Маришка и Уморушка, когда сидели в чулане, запертые Ягусей, твердо дали себе слово немедленно вернуться к Ивану Ивановичу, если ВСЕ закончится хорошо. Но стоило им только вырваться на волю и оседлать ковер-самолет, как их твердое решение тут же забылось. Переполненные впечатлениями от недавней смертельной опасности, девочки делились ими между собой, не имея под руками других слушателей. Ковер-самолет, получив команду лететь вперед, вперед и летел, но совершенно в противоположную сторону от Ивана Ивановича сторону. Мелькали внизу озера и реки, леса и горы, мелькали города и села, и даже целые страны, а девочки, увлеченные разговором, не замечали этого. И только наговорившись всласть, они наконец спохватились.

– Слушай, Мариш, а куда мы летим? – спросила Уморушка подругу, разглядев внизу острые готические шпили городских зданий. – На Светлогорск не похоже, на Москву, вроде бы, тоже…

Маришка взглянула на исчезающий в дымке город и ахнула:

– В другие страны залетели! На запад куда-то нас занесло, а нам на восток нужно!

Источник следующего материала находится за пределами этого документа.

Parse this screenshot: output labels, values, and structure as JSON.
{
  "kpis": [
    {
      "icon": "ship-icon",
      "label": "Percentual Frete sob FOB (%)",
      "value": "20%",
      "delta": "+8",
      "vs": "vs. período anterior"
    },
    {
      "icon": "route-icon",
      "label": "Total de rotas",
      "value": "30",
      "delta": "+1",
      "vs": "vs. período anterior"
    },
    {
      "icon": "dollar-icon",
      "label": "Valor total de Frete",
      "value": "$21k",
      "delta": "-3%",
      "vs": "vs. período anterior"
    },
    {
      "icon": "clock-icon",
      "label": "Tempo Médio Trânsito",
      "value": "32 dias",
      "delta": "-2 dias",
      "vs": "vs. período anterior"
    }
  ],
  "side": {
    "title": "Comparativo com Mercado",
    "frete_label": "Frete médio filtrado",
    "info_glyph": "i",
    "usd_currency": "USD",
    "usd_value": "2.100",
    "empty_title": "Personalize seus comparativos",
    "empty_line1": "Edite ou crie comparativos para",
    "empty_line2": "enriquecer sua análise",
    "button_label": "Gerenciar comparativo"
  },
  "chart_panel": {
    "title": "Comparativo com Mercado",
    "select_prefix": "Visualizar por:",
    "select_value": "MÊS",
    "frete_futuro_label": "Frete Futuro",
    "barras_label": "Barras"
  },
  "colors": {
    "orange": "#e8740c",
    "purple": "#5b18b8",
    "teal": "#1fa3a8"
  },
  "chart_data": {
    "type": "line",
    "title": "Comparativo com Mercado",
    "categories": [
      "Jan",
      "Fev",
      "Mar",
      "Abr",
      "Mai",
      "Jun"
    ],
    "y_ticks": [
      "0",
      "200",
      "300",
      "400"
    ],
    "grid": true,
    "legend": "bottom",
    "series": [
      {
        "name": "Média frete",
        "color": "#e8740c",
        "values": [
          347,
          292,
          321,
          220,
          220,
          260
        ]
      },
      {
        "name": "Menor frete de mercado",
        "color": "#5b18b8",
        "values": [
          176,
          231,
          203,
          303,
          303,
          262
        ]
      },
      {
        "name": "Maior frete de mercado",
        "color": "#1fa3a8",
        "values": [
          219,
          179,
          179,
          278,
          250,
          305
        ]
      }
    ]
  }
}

Девочки собрались, было, поворачивать ковер-самолет и лететь поскорее обратно в Муромскую Чащу, но в этот момент острый глаз Уморушки разглядел на вершине большой горы, поросшей лесом, чей-то одинокий костер. И юной лесовичке страшно захотелось узнать у мирного пастуха* (Уморушка почему-то сразу решила, что у костра сидит мирный пастух, а рядом с ним пасется мирное стадо овечек), в какую это страну их нечаянно занесло. Маришка попробовала ее отговорить, но упрямая Уморушка стояла на своем.

– Пастух – не Яга, есть нас не станет, – решительно заявила она, мысленно уже давая ковру команду идти на снижение, – а вот супчиком полевым угостит! Ух и проголодалась я, надо признаться! – и Уморушка весело похлопала себя ладонью по животу.

Захотелось подкрепиться и Маришке, поэтому она не стала долго упорствовать и вскоре махнула рукой: «Не съедят же нас в самом деле! А ковер не станем скатывать: чуть что – и на него!».

Сделав плавный поворот, путешественницы опустились совсем рядышком от костра. Не сворачивая летательный аппарат, они оставили его лежать распластанным на земле, а сами тихонько направились к одинокому пастуху, печально сидевшему у огня. Пастух – это был огромных размеров мужчина с черной кудлатой головой и такой же черной, как смоль, бородой – помешивал сучковатой палкой золу и угли и о чем-то сосредоточенно думал, глядя грустными карими очами на желто-алые языки пламени. Над огнем, как и предчувствовала Уморушка, кипел в металлическом котелке ароматный суп.

Остановившись в двух шагах от костра и его хозяина, Маришка чуть слышно кашлянула и сказала:

– Здравствуйте… Простите, но мы заблудились…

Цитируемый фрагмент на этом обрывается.